[ad_1]
A graphic designer who created fake bank statements that were allegedly used to persuade Princess Diana to participate in her 1995 television interview demands an apology from the BBC.
Matt Wiessler says he mocked two documents at the request of Martin Bashir, the journalist who conducted the landmark Panorama interview with him. Wale’s princess.
The late princess’ younger brother, Earl Spencer, is now demanding an independent investigation into the interview, as well as a posthumous apology to his sister and a donation to charities established in her memory.
The BBC says that Bashir is currently severe discomfort with COVID-related complications after quadruple bypass surgery and is therefore not in a position to answer the allegations.
According to reports, a photo showing Bashir following a alleged visit to a takeout and wine shop was printed in The Mail On Sunday this weekend.
The newspaper says the photo was taken Friday night outside the 57-year-old home in north London.
Speaking for the first time on television for the new ITV documentary The Diana Interview: Revenge Of A Princess, Wiessler says the BBC has made him a scapegoat.
He told the show, “I agreed to talk to you because I’m this guy who is remembered for falsifying the document and I want to clear my name.”
He says the documents he was asked to create allegedly falsely showed that people were being paid to watch over the princess.

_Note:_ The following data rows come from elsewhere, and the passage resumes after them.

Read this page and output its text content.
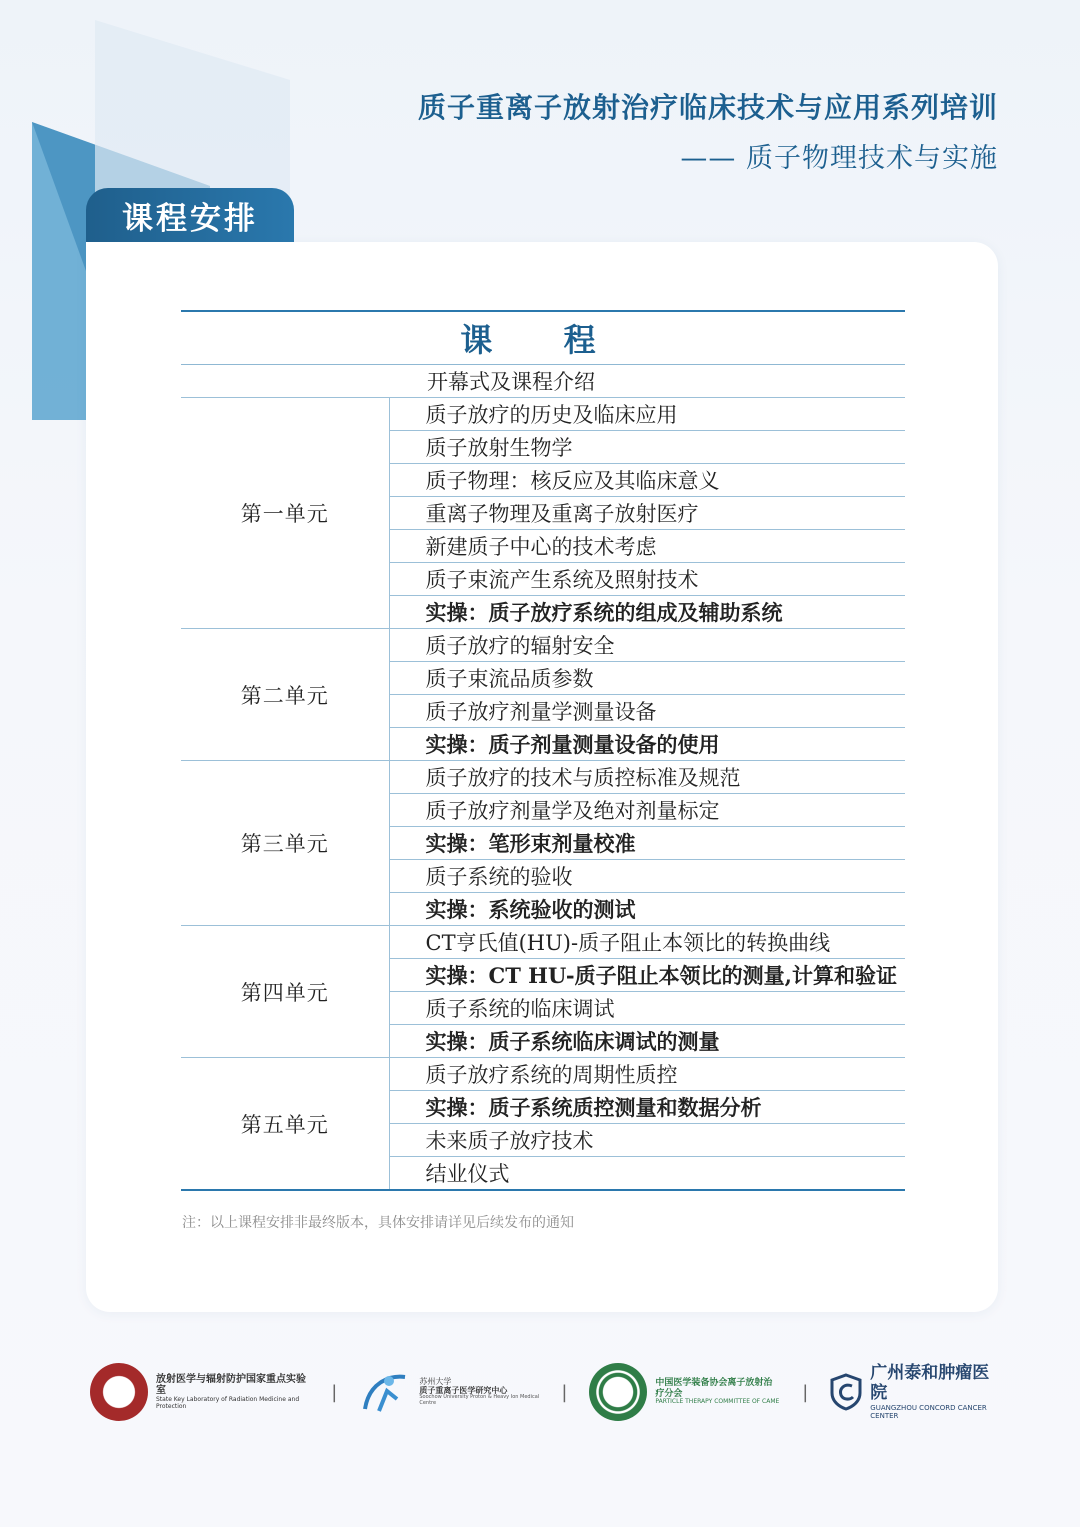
质子重离子放射治疗临床技术与应用系列培训
—— 质子物理技术与实施
课程安排
课 程	
开幕式及课程介绍	
第一单元	质子放疗的历史及临床应用
	质子放射生物学
	质子物理：核反应及其临床意义
	重离子物理及重离子放射医疗
	新建质子中心的技术考虑
	质子束流产生系统及照射技术
	实操：质子放疗系统的组成及辅助系统
第二单元	质子放疗的辐射安全
	质子束流品质参数
	质子放疗剂量学测量设备
	实操：质子剂量测量设备的使用
第三单元	质子放疗的技术与质控标准及规范
	质子放疗剂量学及绝对剂量标定
	实操：笔形束剂量校准
	质子系统的验收
	实操：系统验收的测试
第四单元	CT亨氏值(HU)-质子阻止本领比的转换曲线
	实操：CT HU-质子阻止本领比的测量,计算和验证
	质子系统的临床调试
	实操：质子系统临床调试的测量
第五单元	质子放疗系统的周期性质控
	实操：质子系统质控测量和数据分析
	未来质子放疗技术
	结业仪式
注：以上课程安排非最终版本，具体安排请详见后续发布的通知
放射医学与辐射防护国家重点实验室
State Key Laboratory of Radiation Medicine and Protection
|	苏州大学
质子重离子医学研究中心
Soochow University Proton & Heavy Ion Medical Centre
|	中国医学装备协会离子放射治疗分会
PARTICLE THERAPY COMMITTEE OF CAME |
广州泰和肿瘤医院
GUANGZHOU CONCORD CANCER CENTER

Mr. Wiessler, 58, continued: “I clearly felt that I was the one who was going to be the scapegoat for this story.
“All I want is for the BBC on this case to come forward and honestly apologize. Because it has made a huge impact.”
He said he was “blacklisted,” causing his job to run out. He has since left the industry and now works for a bicycle design company in Devon.

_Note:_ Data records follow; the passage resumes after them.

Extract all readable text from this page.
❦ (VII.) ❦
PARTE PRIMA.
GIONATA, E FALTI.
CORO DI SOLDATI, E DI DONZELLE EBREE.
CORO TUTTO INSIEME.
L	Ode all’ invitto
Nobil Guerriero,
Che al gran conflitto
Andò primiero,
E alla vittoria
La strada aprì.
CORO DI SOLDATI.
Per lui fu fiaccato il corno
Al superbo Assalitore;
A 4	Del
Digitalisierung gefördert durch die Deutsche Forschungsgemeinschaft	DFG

At the time, revelations that included Diana describing Camilla Parker Bowles as the “third person” in her marriage and her own infidelity with Army Captain James Hewitt sent shockwaves to the monarchy.
In response to the earl’s request for an investigation, BBC Director General Tim Davie said in a statement: “The BBC is taking this very seriously and we want to get to the truth. We are in the process of commissioning an investigation. solid and independent.. “
A 1996 BBC investigation cleared Bashir of any wrongdoing.
The Earl has called the earlier investigation a “cover up” and says he has decided to speak up now as the new information has led him to understand that the BBC was aware of the situation.
He told his 18.3k Twitter followers: “It is understandable that many people wonder why I have waited until now to tell the truth about how the BBC Panorama came about with my sister. Even though I knew Martin Bashir used bank statements and other dishonesties for my sister to do the interview.
“What I discovered just two weeks ago, thanks to the persistent use of the Freedom of Information Act by journalist Andy Webb, is that the BBC knew it too. Not only did it know it, it covered it up.”
Earlier in the week, he shared a childhood photo of himself and Diana as kids.
The count says the forged documents were related to alleged payments made to two members of the royal house by the security services to obtain information about the princess. He says he would never have put his sister in contact with Bashir if he hadn’t seen the statements.
In the ITV documentary, Wiessler describes the 1995 phone call in which he says that Bashir asked him to create the documents urgently.
“Martin asked me to make up a couple of bank statements about people getting paid to do surveillance he needed the next day.
“And he said they were only going to be used as copies … I’ve never been informed in that way before.”
He added: “There was a name in one of the statements that had been used in a previous Panorama program that I did with Martin and I thought ‘you cannot repeat the same name in two completely different projects.
“‘It must mean that the current project you are working on is fake.'”
:: Subscribe to the Backstage podcast on Apple Podcasts, Google Podcasts, Spotify, Spreaker
Mr. Wiessler says that the computer disks containing backup copies of the statement were later stolen from his home.
The two-part documentary, The Diana Interview: Revenge Of A Princess, begins on ITV at 9 p.m. tonight, and the second episode airs at the same time on Tuesday.